Zu kurz gedacht? Das schnelle Geschäft der Legal Techs mit der PKV-Beitragsrückforderung

Zu kurz gedacht? Das schnelle Geschäft der Legal Techs mit der PKV-Beitragsrückforderung

 07.12.2023  Versicherungen verstehen  0 Kommentare  Christine Krümmer

Legal Tech-Kanzleien haben herausgefunden, wie man die Rückforderungen von überhöhten PKV-Beiträgen zu einem lukrativen Geschäftsmodell macht. Eine Legal Tech-Kanzlei unterscheidet sich dadurch von klassischen Kanzleien, dass sie weitestgehend digital arbeitet. Dazu benutzt sie Produkte, welche die rechtliche Arbeit automatisieren oder erleichtern.

© Mahdis Mousavi / Unsplash

Die Vertriebsabteilung solcher Kanzleien überzeugt Verbraucher*innen davon, ihre überhöhten PKV-Beiträge durch eine Klage zurückzufordern. Die Rechtsschutzversicherung zahlt und selbst wenn die Klage abgewiesen wird, verliert keiner außer der Rechtsschutzversicherung natürlich. Oder doch nicht?

Das Geschäftsmodell beruht auf folgendem Urteil des Bundesgerichthofs (BGH)vom 16.12.2020 – IV ZR 294/19: Beitragserhöhungen für die private Krankenversicherung (PKV) sind unwirksam, wenn die Begründung für eine Beitragserhöhung bestimmten inhaltlichen Anforderungen nicht genügt. Dazu hat der Bundesgerichtshof entschieden, dass Verbraucher*innen einen Anspruch auf die Rückzahlung von zu viel gezahlten Beiträgen haben.

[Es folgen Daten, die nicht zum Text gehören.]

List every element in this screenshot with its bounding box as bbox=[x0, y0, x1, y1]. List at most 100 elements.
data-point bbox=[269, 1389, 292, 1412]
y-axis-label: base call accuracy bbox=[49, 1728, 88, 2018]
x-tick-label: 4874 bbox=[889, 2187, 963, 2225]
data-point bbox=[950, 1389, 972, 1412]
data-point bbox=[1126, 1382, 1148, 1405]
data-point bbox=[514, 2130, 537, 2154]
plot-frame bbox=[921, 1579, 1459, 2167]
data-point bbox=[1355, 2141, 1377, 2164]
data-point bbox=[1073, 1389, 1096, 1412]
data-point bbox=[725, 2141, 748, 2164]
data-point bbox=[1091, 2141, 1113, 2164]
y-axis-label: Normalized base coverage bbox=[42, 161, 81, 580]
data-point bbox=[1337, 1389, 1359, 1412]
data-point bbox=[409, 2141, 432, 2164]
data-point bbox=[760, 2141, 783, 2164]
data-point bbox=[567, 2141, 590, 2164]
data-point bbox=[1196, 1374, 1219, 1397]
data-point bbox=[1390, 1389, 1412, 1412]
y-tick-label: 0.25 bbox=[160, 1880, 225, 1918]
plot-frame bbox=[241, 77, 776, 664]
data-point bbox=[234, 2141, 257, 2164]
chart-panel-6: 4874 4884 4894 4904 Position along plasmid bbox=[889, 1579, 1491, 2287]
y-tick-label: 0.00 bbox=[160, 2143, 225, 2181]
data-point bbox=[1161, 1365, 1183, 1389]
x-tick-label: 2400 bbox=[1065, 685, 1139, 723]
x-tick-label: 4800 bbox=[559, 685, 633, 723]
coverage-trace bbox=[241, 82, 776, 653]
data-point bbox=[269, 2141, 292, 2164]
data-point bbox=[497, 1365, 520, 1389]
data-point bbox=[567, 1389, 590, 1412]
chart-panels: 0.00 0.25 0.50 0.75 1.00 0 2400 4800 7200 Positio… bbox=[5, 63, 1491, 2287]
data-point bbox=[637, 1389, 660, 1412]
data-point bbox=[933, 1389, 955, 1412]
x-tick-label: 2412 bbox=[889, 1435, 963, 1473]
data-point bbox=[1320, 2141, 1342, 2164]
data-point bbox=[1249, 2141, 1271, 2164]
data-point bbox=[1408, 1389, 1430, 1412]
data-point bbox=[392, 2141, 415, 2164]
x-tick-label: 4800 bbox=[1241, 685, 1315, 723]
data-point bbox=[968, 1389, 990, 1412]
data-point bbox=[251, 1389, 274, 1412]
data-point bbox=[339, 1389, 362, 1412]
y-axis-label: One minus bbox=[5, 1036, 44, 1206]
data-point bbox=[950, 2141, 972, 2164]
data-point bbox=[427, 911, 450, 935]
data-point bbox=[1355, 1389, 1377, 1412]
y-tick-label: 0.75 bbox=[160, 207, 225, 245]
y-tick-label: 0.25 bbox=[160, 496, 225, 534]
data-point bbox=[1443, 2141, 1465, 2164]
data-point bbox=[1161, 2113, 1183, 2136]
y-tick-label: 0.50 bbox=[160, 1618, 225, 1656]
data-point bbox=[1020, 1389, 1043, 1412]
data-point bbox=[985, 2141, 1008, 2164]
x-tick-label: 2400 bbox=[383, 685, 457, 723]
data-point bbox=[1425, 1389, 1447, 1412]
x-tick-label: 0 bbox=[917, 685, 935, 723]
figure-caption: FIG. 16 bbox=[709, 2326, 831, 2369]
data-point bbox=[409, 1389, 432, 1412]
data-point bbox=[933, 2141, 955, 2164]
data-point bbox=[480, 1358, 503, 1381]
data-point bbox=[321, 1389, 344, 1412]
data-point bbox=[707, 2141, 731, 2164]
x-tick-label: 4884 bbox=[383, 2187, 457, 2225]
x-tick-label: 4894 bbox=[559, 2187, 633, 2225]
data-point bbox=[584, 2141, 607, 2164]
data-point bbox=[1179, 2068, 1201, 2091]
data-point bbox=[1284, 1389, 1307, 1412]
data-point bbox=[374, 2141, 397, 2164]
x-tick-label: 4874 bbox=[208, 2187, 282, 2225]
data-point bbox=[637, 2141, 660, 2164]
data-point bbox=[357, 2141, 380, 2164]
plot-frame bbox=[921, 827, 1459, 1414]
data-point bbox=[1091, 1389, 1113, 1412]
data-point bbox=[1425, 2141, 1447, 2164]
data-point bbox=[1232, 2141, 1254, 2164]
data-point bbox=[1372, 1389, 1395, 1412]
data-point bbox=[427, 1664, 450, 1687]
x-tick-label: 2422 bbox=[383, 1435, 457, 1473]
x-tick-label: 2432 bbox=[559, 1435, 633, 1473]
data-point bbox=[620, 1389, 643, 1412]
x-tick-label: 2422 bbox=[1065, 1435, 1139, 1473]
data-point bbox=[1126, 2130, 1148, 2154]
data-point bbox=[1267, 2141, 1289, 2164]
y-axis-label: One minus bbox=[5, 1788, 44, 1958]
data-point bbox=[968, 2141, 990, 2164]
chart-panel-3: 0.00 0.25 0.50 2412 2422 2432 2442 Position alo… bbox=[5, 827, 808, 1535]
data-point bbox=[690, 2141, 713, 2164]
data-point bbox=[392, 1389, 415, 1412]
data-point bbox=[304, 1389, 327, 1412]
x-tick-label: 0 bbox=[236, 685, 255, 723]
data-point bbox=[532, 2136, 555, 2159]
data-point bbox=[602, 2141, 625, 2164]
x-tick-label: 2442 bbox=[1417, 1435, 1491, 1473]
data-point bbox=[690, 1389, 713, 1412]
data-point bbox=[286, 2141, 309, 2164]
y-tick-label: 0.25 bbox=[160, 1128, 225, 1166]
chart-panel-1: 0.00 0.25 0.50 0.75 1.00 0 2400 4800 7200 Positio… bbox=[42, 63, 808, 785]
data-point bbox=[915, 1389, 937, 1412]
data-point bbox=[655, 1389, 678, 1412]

Einige Anwaltskanzleien, insbesondere Legal Tech-Kanzleien, haben die Rückforderung von zu hohen Beiträgen für die private Krankenversicherung zu einem ihrer Standbeine gemacht. In diesem Beitrag geht es nicht um Legal Tech-Kanzleien generell, sondern es soll speziell um die Beitragsrückforderung bei privaten Krankenversicherungen gehen. Die mechanische Herangehensweise bei PKV-Mandaten soll aufgedeckt werden, um potenzielle Mandant*innen zu informieren. Mit diesen Hintergrundinformationen sollen sie entscheiden, ob diese Herangehensweise tatsächlich ihren Bedürfnissen entspricht.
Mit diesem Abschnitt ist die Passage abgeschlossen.